Anti-fraudes
Paris, novembre 2017.
L’encart se situe au même emplacement derrière le siège du conducteur, face à une place prioritaire. Il faut cependant s’avancer un peu plus vers l’écriteau pour lire ce qui a été ajouté au règlement du savoir voyager. À cette position de lecture on apprend que le destinataire n’est peut-être pas tout à fait le même, qu’il est probablement moins un collectif de passagers pris à témoin que le passager prioritaire seul sur son siège. À moins qu’un agent de la RATP ne soit visé : personnel d’entretien ou chauffeur vérifiant, entre chaque trajet, que son véhicule ne soit pas dégradé ni qu’aucun objet n’ait été égaré, avant de notifier les éventuelles anomalies au centre de coordination.
Que lit-on sur le document annoté ? À côté de la section « titres de transport et validation », une série de points d’interrogation s’enchâssent à la manière des bulles de bandes dessinées. Le scripteur met en scène la surprise, « chaque client doit être muni d’un titre de transport valable et validé » ; or, s’agace-t-il en usant de majuscules, il n’y a « aucun contrôle » ni « aucune autorité ». Installé à cette place, le scripteur nous informe qu’il occupe un poste d’observation formidable : il voit monter les « fraudeurs » dans l’autobus. L’affichage public du règlement (aux arrêts et dans le bus), les sympathiques campagnes de publicité anti-fraude, conjugués à la présence du chauffeur (immédiatement en face les portes), au rappel du valideur et aux nombreuses caméras ne suffisent pas à encadrer le comportement de certains des voyageurs. Le scripteur s’insurge. D’une part, il en a « marre de payer » pour les autres, d’autre part, il conteste la délégation du contrôle, qu’il qualifie, ulcéré, de « laxisme fasciste ».

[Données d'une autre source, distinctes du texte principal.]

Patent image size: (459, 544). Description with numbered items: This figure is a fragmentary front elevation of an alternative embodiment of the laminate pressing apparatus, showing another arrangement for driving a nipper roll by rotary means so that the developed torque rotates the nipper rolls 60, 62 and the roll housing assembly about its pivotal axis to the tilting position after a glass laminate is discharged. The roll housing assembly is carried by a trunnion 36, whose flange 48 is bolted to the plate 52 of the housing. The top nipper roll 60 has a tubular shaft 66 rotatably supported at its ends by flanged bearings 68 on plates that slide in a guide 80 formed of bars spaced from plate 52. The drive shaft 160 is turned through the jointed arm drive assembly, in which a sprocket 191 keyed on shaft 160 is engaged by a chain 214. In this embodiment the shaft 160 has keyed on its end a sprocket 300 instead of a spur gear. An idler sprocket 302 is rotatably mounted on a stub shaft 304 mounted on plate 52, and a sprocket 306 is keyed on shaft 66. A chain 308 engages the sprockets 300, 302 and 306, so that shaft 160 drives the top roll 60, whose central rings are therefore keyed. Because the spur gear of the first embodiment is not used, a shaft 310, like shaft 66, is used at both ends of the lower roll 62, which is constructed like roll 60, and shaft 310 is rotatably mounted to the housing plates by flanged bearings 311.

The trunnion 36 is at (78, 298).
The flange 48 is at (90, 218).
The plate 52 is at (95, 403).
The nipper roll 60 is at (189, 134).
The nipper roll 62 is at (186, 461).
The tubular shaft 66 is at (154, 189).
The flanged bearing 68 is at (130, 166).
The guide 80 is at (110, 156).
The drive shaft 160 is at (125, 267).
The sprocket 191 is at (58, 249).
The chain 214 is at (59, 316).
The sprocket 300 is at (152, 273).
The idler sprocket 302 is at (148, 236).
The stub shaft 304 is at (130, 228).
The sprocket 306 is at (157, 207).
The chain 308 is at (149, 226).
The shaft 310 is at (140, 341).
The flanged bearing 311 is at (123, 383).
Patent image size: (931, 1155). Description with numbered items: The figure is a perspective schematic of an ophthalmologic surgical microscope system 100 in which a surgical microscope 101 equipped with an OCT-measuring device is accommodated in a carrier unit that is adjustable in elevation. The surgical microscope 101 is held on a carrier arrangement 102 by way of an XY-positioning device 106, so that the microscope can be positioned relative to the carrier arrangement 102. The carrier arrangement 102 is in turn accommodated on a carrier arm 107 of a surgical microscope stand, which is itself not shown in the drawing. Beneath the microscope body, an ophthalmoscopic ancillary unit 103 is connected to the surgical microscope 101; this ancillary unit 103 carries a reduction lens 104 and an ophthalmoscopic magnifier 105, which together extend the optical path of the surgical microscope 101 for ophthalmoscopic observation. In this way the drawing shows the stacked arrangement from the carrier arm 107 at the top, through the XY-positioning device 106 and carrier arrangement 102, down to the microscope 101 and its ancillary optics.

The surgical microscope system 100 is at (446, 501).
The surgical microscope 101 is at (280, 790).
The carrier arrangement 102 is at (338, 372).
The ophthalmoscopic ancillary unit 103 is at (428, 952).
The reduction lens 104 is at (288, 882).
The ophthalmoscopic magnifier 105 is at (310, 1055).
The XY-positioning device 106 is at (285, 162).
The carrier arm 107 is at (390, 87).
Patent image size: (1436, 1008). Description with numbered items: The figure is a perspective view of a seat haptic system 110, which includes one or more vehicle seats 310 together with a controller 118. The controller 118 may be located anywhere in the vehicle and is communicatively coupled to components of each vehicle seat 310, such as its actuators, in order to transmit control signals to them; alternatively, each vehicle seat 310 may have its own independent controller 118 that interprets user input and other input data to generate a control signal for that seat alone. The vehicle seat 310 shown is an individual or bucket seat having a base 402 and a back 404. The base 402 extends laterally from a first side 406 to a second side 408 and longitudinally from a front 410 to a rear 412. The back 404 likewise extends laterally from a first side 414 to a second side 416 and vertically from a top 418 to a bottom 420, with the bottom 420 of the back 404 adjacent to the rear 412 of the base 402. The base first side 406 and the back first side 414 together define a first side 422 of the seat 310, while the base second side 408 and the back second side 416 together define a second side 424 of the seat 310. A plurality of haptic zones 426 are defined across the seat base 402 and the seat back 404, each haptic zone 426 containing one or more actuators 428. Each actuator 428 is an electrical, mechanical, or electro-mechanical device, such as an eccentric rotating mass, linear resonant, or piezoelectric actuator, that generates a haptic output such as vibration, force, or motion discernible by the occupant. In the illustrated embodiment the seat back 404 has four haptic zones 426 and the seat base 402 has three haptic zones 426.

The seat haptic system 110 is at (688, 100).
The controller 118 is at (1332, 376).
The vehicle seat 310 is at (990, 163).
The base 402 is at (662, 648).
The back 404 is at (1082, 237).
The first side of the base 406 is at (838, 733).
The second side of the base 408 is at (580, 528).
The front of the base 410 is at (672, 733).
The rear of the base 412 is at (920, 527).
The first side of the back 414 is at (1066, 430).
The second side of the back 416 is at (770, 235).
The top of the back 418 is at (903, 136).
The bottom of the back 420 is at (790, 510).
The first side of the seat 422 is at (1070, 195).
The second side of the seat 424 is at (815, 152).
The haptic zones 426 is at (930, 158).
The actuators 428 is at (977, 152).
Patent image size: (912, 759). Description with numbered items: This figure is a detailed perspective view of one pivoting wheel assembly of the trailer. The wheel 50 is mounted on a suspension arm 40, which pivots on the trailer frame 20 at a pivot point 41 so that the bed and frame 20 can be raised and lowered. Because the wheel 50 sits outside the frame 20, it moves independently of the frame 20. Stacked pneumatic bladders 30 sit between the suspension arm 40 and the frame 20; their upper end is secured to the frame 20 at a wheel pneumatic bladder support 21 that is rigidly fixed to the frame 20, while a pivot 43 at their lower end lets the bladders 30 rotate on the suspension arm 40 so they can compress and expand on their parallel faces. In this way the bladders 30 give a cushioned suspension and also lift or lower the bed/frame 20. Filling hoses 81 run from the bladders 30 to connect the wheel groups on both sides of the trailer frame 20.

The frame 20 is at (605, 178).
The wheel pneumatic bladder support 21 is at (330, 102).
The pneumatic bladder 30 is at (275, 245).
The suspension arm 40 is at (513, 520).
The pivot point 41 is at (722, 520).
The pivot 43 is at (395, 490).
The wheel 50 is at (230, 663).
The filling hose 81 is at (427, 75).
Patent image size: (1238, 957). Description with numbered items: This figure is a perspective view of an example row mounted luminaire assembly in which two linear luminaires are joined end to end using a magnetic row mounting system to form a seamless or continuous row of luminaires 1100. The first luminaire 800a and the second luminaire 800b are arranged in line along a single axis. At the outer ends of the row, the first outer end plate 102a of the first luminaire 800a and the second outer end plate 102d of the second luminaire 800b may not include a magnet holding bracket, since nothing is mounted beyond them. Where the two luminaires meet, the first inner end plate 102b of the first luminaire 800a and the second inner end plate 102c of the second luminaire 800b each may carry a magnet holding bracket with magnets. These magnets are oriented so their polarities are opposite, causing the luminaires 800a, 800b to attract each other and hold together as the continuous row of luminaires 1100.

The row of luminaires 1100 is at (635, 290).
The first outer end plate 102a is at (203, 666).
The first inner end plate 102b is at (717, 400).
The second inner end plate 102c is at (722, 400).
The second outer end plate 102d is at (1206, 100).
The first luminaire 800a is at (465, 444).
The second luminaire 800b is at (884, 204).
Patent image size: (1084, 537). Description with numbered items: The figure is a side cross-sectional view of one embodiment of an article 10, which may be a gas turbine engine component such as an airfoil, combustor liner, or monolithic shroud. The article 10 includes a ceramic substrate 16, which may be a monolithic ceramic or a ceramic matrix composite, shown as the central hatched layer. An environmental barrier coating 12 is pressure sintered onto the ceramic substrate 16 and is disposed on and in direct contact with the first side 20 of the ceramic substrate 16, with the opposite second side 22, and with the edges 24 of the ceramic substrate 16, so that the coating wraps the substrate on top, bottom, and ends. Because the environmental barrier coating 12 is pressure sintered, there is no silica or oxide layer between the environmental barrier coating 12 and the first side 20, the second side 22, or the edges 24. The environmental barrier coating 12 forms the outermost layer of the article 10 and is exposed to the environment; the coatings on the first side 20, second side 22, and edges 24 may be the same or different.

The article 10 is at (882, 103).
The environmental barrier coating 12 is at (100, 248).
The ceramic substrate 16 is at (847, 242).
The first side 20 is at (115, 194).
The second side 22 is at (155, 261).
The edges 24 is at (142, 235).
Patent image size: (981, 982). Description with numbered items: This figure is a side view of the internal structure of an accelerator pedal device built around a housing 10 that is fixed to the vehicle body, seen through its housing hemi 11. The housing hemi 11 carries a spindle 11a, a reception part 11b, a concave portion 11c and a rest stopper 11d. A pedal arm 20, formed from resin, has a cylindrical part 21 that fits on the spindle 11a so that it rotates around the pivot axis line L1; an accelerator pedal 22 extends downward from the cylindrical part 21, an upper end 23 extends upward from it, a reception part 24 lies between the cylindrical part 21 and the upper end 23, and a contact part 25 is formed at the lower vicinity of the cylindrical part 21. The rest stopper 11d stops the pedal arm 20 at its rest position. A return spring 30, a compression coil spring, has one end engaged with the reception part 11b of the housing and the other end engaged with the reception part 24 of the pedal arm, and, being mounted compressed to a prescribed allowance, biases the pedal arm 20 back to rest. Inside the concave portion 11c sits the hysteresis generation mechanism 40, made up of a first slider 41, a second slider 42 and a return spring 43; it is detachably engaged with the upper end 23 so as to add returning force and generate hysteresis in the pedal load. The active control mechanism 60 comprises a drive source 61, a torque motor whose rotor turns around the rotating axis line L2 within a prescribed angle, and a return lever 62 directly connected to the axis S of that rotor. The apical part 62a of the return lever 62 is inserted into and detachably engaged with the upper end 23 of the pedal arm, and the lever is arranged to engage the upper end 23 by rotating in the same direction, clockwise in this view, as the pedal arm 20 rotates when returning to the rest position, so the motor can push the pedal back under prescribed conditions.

Les deleuziens nous diront peut-être qu’il s’agit là, en parfaite situation de surveillance, d’une nostalgie de la discipline. Quoi qu’il en soit, en traçant rageusement ces quelques mots sur le règlement, c’est la stratégie de modernisation des transports en commun qui est publiquement mise en cause : la publicité du droit, l’économie comportementale (que l’on retrouve vraiment partout) et la vidéosurveillance ne remplacent pas avec succès la fonction de contrôleur des transports. Ils ne seraient ni les bons outils, ni les savoirs appropriés pour provoquer l’adhésion aux règles collectives.